Required of students:
In order to successfully complete this lab series, students must:

  • Understand restriction enzymes and the process of gel electrophoresis
  • Understand the principles of genetics
  • Follow oral and written instructions that are at times fairly complex
  • Complete the paper clip simulation from BSCS Blue and answer analysis questions
  • Complete the Forensic DNA lab and interpret the gel results
  • Complete the Bacterial Transformation lab and interpret the colony results

Preparation time needed:

  • BSCS Blue simulation-1 hour to separate the paperclips
  • Forensic DNA lab-2 to 3 hours
  • Bacterial Transformation lab-1 to 2 hours

Class time needed:

  • BSCS Blue simulation-one class period (50 minutes)
  • Forensic DNA lab-four class periods
  • Bacterial Transformation lab-three class periods


Lesson/Activity:

Summary (see notes for teacher)

Materials needed:

  1. BSCS Blue Activity-68 paperclips
  2. Forensic DNA lab-kit #21-1200/05, inoculating loop, freezer, micropipets, microcentrifuge, hairdryers, electrophoresis chambers and power supplies, large flask, beakers, ice, distilled water, water bath or microwave, 37 degree incubator, and bleach or disinfectant for cleanup.
  3. pBLU Colony Transformation lab-kit, beakers, ice, ethanol, plastic wrap, bunsen burners, 42 degree water bath, microwave, 37 degree incubator, and bleach for cleanup.

Procedure:

1. BSCS Blue activity-
a)The following codons are part of the DNA sequence for normal hemoglobin and sickle hemoglobin:
Normal Hemoglobin DNAGGT CTC CTCglutamate
Sickle Hemoglobin DNAGGT CAC CTCvaline
Describe the difference in the genetic code between the two types of hemoglobin and the state the type of mutation which causes the difference.

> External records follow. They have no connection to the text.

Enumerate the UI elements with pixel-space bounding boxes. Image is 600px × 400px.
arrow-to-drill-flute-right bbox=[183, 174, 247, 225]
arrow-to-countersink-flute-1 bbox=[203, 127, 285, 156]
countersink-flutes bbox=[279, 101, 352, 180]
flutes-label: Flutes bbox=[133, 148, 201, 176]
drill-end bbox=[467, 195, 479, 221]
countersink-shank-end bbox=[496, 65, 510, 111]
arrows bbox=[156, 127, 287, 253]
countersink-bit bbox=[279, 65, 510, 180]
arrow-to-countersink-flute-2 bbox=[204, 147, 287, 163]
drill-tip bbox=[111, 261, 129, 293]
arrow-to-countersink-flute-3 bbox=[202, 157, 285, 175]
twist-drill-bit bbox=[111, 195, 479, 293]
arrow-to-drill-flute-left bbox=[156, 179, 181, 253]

b)Strands I and II in the figure represent two single strands of DNA. Using paper clips, one team member will make a model of strand I and the other team member will make a model of strand II. Key: black=adenine (A); white=thymine (T); green=guanine(G); red=cytosine(C).

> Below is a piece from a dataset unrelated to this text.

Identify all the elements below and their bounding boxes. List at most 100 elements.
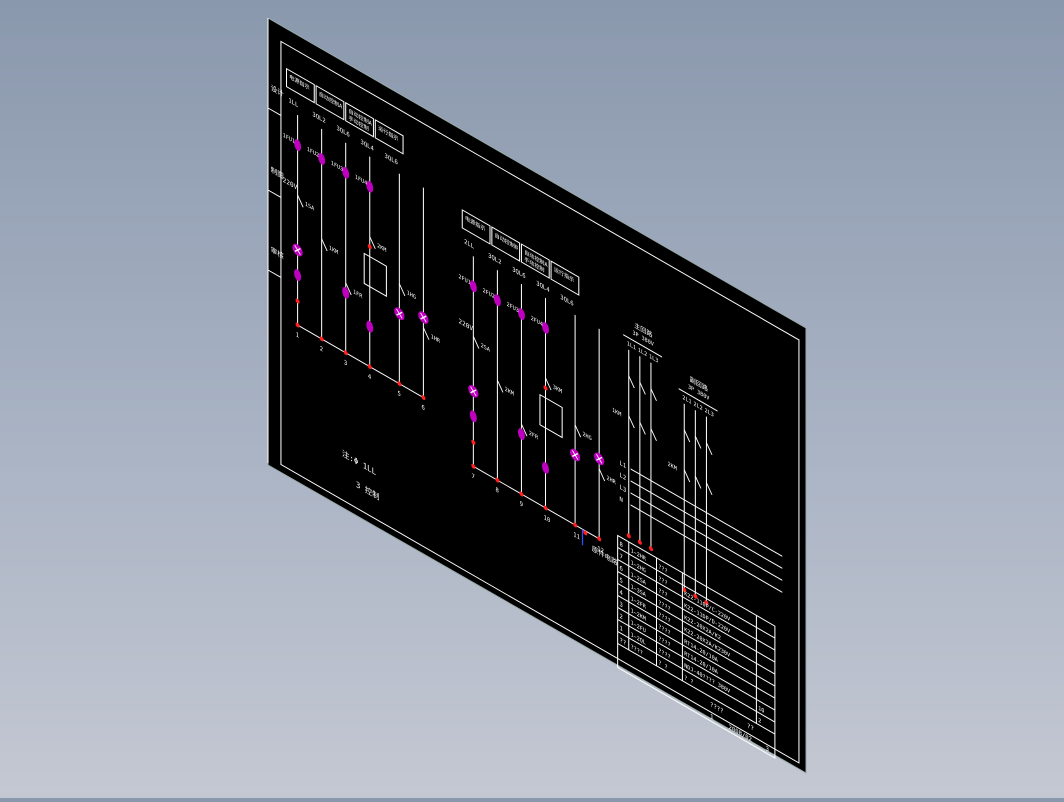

c)The restriction enzyme MstII recognizes the DNA sequence GGTCTCC and cuts the DNA between the first T and the first C of that sequence, reading from left to right. Locate the places on strand I where cuts can be made by MstII and break the strand at those points. Do the same for strand II.

Strand I:

1 2 3 4 5 6 7 8 9 10 11 12 13 14 15 16 17 18 19 20 21 22 23 24 25 26 27 28 29 30 31 32 33 34 35

A A G G T C T C C T C T T T T T G G T C T C C T C A G G T C T C C T T

Strand II:

1 2 3 4 5 6 7 8 9 10 11 12 13 14 15 16 17 18 19 20 21 22 23 24 25 26 27 28 29 30 31 32 33 34 35

A A G G C T C C T C T T T T T G G T C A C C T C A G G T C T C C T T

Method of Evaluation-Analysis

  1. What is the difference between strand I and strand II?
  2. Based on that difference, what can you predict about an individual who has strand I in his/her genetic make-up? Strand II?
  3. What will be the length of the fragments (how many bases) if strand I is cut with MstII?
    What will be the length of the fragments if strand II is cut with MstII?
  4. How could you use MstII to distinguish sickle hemoglobin from normal hemoglobin?
  5. Assume that a woman undergoes prenatal diagnosis. The genetic counselor shows the woman and her husband the results of the DNA test. In each case, give the diagnosis for the fetus:
    a) fragment sizes=5,14, 10,6
    b) fragment sizes=5,14,10,24,6
    c) fragment sizes=5,24,6
  6. RFLP stands for restriction fragment length polymorphism. Use your knowledge of restriction enzymes and variations in DNA sequences to write a paragraph that explains RFLPs.
  7. What tissues can be used for this type of diagnosis?
  8. How would different mutations causing the same disorder affect a diagnoses made on the basis of RFLPs?

NOTE: For the kits from Carolina, the procedures are explained in detail in the teacher's manual and the evaluation questions and reinforcement activities are also included.